Answer
See explanations.
Work Step by Step
a. To show $f(x)=\frac{x}{\sqrt {a^2+x^2}}=x(a^2+x^2)^{-1/2}$ increases, we need to test if $f'(x)\gt0$ for all $x$ over the domain. We have $f'(x)=(a^2+x^2)^{-1/2}-\frac{1}{2}x(a^2+x^2)^{-3/2}(2x)=(a^2+x^2)^{-1/2}+x^2(a^2+x^2)^{-3/2}\gt0$ because each individual term is greater than zero.

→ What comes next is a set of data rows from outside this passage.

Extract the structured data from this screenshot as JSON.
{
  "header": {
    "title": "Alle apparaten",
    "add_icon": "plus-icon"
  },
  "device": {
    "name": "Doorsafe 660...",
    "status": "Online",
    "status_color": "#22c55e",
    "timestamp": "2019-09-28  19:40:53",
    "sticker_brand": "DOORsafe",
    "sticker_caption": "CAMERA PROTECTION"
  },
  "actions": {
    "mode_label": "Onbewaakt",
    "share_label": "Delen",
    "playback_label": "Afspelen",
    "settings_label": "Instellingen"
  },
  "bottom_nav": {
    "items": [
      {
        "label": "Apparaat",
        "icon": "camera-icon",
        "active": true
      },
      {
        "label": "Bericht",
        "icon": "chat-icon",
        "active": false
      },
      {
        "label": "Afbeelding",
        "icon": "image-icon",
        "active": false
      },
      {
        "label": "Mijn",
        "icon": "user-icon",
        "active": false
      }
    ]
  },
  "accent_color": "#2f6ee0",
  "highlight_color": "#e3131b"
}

b. To show $g(x)=\frac{d-x}{\sqrt {b^2+(d-x)^2}}=(d-x)(b^2+(d-x)^2)^{-1/2}$ decreases, we need to test if $g'(x)\lt0$ for all $x$ over the domain. We have $g'(x)=(-1)(b^2+(d-x)^2)^{-1/2}-\frac{1}{2}(d-x)(b^2+(d-x)^2)^{-3/2}(-2(d-x))=-(b^2+(d-x)^2)^{-1/2}+(d-x)^2(b^2+(d-x)^2)^{-3/2}=(b^2+(d-x)^2)^{-3/2}(-b^2-(d-x)^2)+(d-x)^2)=-b^2(b^2+(d-x)^2)^{-3/2}\lt0$ thus $g(x)$ decreases.
c. Comparing this new function with the two functions above, we can write $\frac{dt}{dx}=\frac{f(x)}{c_1}-\frac{g(x)}{c_2}$. Since $c_1, c_2$ are positive constants, the first term will be increasing and the second term (without the minus sign) will be decreasing. Thus, the difference between the two terms will be an increasing function.